The evolving coronavirus (COVID-19) pandemic is causing a public health emergency. In this time of great public concern, it is of particular importance for member states to recognise the crucial role of independent media.
Now, more than ever, we need reliable journalism, resting on the standards of professional ethics, to keep the public informed and to scrutinise the measures taken in response to the global health threat. We need accurate information, including in-depth research by science journalists, to counter rumours and disinformation that could lead to panic. This can be facilitated by creating forums for dialogue among governments and media stakeholders.
In line with the Council of Europe Guidelines on protecting freedom of expression and information in times of crisis, the crisis situation should not be used as a pretext for restricting the public's access to information. Neither should states introduce any restrictions on media freedom beyond the limitations allowed by Article 10 of the European Convention on Human Rights.

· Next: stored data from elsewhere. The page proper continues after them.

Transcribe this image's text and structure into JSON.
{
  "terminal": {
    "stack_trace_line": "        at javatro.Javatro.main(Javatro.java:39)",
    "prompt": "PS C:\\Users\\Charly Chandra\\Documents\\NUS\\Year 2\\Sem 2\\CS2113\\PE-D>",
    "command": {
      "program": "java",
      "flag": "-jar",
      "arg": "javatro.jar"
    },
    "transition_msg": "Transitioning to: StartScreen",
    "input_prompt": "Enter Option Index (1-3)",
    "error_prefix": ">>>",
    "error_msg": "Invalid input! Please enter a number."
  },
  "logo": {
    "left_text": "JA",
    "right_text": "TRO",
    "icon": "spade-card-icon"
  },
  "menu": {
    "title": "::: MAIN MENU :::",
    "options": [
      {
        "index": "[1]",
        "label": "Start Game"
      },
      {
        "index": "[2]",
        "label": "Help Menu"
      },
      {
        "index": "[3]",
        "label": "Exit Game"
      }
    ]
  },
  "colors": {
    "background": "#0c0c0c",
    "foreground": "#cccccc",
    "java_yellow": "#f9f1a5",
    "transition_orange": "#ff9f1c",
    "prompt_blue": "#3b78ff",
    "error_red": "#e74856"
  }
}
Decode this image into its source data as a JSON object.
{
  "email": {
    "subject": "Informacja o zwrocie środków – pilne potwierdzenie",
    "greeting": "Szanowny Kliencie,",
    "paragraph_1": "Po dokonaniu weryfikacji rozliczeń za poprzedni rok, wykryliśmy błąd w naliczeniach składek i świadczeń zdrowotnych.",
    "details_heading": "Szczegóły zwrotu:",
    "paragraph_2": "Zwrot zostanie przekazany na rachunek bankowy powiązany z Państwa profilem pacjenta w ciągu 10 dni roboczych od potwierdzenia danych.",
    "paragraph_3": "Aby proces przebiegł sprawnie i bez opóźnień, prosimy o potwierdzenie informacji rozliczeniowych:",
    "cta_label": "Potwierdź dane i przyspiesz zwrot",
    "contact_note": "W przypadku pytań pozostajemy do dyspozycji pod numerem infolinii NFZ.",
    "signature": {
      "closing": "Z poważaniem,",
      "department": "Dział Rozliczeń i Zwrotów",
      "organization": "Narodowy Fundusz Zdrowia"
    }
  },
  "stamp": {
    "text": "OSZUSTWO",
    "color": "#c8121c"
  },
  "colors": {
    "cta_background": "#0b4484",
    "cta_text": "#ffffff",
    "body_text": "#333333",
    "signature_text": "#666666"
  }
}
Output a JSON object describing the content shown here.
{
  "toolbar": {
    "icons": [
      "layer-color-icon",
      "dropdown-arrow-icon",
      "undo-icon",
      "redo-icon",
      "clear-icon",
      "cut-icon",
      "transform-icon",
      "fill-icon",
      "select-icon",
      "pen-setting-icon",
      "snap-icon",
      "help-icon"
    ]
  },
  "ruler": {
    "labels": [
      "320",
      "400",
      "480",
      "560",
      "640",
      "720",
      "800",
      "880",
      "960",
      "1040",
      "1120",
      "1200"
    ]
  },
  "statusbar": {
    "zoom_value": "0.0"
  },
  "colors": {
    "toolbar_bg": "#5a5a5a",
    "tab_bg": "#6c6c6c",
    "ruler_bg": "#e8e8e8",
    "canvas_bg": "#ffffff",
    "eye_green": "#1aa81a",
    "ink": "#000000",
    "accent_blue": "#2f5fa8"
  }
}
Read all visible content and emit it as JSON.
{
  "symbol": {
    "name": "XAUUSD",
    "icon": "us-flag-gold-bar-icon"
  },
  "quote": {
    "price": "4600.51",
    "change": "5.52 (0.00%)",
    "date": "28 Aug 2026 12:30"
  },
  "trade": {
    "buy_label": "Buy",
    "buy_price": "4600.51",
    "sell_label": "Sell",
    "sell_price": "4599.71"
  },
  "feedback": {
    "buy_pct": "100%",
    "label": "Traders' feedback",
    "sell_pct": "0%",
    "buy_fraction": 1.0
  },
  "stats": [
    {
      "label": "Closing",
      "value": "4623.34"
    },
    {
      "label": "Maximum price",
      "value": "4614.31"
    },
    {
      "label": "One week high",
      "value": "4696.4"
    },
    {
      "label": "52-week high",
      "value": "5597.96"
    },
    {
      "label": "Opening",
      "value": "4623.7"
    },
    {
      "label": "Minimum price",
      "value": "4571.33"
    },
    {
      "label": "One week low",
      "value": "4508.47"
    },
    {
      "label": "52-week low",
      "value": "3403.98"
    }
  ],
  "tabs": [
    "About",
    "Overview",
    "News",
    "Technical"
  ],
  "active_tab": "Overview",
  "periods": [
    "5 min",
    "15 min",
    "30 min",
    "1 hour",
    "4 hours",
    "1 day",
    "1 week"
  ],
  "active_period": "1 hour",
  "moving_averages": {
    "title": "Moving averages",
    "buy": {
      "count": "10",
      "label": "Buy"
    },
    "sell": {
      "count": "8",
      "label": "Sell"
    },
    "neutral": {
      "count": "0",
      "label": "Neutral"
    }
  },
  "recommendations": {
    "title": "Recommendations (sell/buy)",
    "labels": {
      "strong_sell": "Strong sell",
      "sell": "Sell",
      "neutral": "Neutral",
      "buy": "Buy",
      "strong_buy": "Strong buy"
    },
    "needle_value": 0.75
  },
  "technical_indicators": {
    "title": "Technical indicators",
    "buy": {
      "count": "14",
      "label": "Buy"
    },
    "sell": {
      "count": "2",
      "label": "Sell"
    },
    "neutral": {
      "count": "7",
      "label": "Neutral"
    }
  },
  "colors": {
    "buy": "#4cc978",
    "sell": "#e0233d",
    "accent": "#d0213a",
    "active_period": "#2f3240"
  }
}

Member states, together with all media stakeholders, should strive to ensure a favourable environment for quality journalism, in line with the standards set out by the upcoming Council of Europe Recommendation. In these circumstances, special attention should be given to ensuring appropriate working conditions for journalists, including medical protection for any work-related coronavirus risks.
Freedom of expression, media independence and open deliberation, rather than information control, are the core principles underlying European democracy which will allow us to surmount the great challenges facing our countries.